Finalement, en 2011, le cadre jette l’éponge, et claque la porte. Juridiquement, il estime que son contrat de travail est de facto rompu compte tenu de sa placardisation. Sept mois plus tard, il décide d’attaquer son ancien employeur, et lui réclame 246 183 euros. Après une procédure interminable de huit ans, le conseil des prud’hommes de Paris requalifie son départ en « licenciement sans cause réelle et sérieuse », et lui octroie 141 996 euros. La raison ? « La société, en réduisant tant les moyens que les missions du salarié, a commis des manquements faisant obstacle à la poursuite du contrat de travail ».
Mais Luc Besson n’a pas lâché l’affaire et a fait appel. Sans succès, donc : la cour d’appel a confirmé le jugement de première instance, réduisant simplement euros l’indemnité de licenciement de 60 000 à 30 000 euros. Pour elle, « la société, par la voie de son dirigeant, a réduit les prérogatives et les missions de M. Kistner. Au regard de ses fonctions de directeur opérationnel, des tels agissements de l’employeur étaient fautifs en ce qu’ils privaient M. Kistner de toute perspective quant à son avenir ». L’affaire en restera là, car Luc Besson ne s’est pas pourvu en cassation.
Contactés, le porte-parole de Luc Besson a confirmé nos informations, et l’avocat de Paul Kistner Aurélien Wulveryck n’a pas répondu.

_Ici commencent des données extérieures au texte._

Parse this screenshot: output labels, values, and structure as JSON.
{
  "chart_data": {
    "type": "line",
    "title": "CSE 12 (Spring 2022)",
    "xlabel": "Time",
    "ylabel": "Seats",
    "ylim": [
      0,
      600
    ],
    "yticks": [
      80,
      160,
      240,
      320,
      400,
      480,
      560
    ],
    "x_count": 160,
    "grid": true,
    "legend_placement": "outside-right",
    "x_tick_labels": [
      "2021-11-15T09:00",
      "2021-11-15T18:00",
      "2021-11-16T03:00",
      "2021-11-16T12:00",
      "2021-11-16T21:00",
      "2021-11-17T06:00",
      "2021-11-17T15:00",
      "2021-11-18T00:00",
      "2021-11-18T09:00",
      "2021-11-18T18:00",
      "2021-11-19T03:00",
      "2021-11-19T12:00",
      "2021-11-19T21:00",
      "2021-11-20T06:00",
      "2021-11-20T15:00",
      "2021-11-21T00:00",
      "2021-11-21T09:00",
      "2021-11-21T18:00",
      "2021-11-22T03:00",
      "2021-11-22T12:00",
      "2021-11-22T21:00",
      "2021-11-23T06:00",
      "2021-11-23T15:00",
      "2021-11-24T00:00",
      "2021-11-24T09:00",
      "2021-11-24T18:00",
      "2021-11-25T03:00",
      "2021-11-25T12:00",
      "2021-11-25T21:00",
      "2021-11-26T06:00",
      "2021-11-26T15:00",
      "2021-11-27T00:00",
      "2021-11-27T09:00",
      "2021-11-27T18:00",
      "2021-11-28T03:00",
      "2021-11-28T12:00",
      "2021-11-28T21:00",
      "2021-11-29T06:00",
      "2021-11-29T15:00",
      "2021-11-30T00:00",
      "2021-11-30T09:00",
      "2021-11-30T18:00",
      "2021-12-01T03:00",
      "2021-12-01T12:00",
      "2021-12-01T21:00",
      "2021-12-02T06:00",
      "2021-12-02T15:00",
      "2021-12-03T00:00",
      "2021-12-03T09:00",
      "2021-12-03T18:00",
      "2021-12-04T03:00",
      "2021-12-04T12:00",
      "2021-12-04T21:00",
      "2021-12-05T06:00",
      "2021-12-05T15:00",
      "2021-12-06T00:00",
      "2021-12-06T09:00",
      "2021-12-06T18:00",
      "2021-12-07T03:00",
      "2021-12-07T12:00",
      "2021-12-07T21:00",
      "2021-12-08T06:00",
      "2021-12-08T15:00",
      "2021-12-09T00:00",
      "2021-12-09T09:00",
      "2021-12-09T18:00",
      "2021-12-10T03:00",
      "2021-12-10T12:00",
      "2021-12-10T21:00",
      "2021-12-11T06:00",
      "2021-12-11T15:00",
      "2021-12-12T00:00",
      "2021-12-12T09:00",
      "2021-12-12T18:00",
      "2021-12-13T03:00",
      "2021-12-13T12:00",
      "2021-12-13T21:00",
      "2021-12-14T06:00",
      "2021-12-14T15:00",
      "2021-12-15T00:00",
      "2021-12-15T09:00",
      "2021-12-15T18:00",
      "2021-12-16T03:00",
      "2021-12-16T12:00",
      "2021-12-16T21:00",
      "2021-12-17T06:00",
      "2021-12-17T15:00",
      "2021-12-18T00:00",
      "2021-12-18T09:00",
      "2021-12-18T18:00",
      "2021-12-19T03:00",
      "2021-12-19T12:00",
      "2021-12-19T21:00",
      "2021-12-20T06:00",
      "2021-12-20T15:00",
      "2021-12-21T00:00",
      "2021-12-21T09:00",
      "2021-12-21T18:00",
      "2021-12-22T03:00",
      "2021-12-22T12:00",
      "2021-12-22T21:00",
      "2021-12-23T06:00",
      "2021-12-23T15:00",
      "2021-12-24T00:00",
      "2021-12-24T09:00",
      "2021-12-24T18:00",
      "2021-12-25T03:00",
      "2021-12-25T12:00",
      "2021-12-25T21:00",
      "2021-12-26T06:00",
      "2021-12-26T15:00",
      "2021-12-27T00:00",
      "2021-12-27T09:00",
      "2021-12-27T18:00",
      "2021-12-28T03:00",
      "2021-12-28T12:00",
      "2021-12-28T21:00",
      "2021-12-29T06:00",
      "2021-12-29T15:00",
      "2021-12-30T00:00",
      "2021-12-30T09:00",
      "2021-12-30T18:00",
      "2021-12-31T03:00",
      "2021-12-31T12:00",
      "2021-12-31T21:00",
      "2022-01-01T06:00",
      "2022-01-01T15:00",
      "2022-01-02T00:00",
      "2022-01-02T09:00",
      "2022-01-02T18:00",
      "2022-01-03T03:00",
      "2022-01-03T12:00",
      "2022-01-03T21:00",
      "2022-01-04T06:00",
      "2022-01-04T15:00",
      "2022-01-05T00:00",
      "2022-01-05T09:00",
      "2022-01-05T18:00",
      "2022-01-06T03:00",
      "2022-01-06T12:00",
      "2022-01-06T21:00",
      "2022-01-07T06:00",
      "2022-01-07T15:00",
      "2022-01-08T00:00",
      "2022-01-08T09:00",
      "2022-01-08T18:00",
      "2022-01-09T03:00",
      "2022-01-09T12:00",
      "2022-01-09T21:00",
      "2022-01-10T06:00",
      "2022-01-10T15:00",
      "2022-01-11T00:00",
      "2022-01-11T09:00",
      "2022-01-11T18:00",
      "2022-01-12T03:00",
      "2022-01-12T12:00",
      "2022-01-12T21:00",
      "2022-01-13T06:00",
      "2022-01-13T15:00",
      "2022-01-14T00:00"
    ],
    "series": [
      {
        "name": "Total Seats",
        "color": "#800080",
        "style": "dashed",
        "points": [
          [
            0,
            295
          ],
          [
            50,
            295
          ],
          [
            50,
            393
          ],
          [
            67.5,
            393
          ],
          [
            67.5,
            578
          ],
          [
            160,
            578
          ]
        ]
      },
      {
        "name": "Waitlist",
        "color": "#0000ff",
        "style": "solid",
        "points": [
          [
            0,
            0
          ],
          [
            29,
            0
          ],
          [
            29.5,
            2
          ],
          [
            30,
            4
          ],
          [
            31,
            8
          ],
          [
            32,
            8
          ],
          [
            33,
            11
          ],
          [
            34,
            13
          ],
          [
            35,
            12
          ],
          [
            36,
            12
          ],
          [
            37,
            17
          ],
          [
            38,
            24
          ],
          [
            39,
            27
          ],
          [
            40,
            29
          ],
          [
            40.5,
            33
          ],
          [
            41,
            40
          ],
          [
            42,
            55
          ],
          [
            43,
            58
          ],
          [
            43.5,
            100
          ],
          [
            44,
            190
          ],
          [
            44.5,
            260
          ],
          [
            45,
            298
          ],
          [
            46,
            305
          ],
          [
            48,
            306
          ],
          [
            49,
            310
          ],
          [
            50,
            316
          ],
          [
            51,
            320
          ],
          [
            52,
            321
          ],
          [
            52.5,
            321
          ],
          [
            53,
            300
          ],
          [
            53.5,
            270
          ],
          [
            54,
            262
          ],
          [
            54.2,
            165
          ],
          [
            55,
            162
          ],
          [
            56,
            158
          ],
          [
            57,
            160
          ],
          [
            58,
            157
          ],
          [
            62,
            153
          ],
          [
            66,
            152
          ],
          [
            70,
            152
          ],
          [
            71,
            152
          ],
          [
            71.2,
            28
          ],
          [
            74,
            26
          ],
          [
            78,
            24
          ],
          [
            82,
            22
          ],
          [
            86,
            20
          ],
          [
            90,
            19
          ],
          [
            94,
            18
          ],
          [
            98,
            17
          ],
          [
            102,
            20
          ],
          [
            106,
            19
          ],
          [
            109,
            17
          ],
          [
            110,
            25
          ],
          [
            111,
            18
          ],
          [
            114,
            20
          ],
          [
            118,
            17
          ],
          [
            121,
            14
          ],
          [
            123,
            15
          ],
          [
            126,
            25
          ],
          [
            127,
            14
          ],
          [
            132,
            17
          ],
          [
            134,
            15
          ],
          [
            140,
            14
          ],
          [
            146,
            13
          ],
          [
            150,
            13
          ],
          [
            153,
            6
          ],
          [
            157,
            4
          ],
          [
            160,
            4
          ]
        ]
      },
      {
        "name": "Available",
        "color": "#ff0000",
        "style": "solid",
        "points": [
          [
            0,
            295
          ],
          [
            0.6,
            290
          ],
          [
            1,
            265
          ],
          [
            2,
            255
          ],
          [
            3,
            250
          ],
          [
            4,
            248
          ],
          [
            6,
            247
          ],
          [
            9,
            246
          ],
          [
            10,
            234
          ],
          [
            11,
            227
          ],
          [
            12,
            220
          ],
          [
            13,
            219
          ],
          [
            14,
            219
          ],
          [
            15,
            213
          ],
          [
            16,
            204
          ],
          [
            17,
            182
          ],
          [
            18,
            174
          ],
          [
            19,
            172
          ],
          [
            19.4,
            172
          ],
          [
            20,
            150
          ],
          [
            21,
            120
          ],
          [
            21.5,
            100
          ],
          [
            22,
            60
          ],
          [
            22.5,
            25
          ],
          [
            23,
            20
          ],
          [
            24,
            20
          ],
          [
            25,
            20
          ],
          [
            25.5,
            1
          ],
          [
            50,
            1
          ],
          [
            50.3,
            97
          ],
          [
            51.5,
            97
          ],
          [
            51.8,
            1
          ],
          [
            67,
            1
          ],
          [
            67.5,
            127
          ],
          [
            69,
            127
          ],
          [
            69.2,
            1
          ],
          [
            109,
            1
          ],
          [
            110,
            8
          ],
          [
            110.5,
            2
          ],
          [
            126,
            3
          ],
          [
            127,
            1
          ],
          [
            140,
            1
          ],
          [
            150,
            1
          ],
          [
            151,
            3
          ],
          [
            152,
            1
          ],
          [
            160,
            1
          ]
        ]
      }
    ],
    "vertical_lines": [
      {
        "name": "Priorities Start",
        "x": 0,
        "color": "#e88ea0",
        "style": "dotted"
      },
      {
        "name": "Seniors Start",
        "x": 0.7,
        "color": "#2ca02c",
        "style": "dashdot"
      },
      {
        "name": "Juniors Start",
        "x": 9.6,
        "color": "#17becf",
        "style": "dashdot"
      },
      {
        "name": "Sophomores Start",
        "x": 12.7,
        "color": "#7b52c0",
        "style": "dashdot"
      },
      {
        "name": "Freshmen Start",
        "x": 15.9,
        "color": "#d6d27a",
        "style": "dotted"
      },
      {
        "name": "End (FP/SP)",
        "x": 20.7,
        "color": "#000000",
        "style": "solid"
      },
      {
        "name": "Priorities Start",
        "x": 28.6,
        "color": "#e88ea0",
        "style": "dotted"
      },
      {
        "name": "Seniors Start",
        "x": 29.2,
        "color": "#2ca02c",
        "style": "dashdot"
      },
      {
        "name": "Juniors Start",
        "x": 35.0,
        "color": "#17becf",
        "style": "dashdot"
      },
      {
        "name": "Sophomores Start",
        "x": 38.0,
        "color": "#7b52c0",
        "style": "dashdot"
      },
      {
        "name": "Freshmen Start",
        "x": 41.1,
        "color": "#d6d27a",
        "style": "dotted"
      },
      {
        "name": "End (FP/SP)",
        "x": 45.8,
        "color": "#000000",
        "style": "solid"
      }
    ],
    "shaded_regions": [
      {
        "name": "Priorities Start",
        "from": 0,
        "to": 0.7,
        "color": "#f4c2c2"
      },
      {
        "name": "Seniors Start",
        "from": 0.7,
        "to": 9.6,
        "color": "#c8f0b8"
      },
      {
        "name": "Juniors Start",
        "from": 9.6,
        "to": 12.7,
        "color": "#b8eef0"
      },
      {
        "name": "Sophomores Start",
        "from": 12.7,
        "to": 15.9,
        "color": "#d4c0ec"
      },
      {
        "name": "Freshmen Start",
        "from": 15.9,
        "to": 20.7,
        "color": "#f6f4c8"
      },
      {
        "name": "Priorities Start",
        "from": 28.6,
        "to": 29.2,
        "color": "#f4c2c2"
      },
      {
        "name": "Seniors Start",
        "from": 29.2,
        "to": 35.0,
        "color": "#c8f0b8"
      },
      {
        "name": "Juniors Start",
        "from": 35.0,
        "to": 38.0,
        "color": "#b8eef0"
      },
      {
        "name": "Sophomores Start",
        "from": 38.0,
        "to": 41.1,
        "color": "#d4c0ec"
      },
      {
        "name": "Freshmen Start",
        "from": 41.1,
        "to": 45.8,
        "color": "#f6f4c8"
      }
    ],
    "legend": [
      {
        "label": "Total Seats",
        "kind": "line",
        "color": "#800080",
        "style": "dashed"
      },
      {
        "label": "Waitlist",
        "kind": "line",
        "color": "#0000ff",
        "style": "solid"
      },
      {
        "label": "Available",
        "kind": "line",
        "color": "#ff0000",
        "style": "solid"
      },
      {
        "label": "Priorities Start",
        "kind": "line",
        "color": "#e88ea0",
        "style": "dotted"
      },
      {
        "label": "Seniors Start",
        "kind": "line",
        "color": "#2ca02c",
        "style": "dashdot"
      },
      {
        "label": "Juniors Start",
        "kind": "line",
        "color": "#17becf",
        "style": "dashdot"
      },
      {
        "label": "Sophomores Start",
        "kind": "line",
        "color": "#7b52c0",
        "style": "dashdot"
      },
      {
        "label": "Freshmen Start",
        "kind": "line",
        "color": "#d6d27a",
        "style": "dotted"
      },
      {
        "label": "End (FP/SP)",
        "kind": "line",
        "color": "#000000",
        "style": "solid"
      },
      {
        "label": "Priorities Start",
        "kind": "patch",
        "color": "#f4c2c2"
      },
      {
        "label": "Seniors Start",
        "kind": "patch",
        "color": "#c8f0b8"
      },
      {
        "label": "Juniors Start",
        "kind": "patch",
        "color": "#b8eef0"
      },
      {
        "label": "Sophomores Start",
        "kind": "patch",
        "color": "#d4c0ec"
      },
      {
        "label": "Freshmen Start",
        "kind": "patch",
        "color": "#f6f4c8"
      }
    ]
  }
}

Quand Luc Besson ne veut pas coopérer avec la justice
Un autre affrontement a longtemps opposé Besson et son ancien salarié. Il concernait les 4% de Mondialum détenus par Paul Kistner. Ce dernier, lorsqu’il est parti en 2011, a demandé à se faire racheter ses parts. En vain. Il s'est alors appuyé sur les statuts de la société pour obtenir gain de cause: ce texte imposait qu'on lui rachète ses actions, et qu'en cas de désaccord sur le prix, celui-ci soit fixé par un expert. Il a donc saisi le tribunal de commerce de Bobigny qui en a nommé un. Mais Luc Besson a refusé de payer cette analyse, et de fournir des documents nécessaires. Paul Kistner a alors obtenu du tribunal une injonction de fournir les documents, sous peine d'amende. Mais le réalisateur-producteur n'a pas obtempéré, écopant de 15 000 euros d’astreintes, avant de donner une partie des pièces réclamées. Il a alors dû payer 4 500 euros d'astreintes supplémentaires, plus 6 000 euros pour "résistance abusive". Au total, l’acharnement procédural de Luc Besson lui a coûté 38 000 euros…
Finalement, l’expert a rendu son rapport en 2016, et Luc Besson a racheté les 4% pour une somme estimée à 70 679 euros. Une somme à mi-chemin entre l’estimation du cinéaste (40 000 euros) et celle de son ancien salarié (132 000 euros).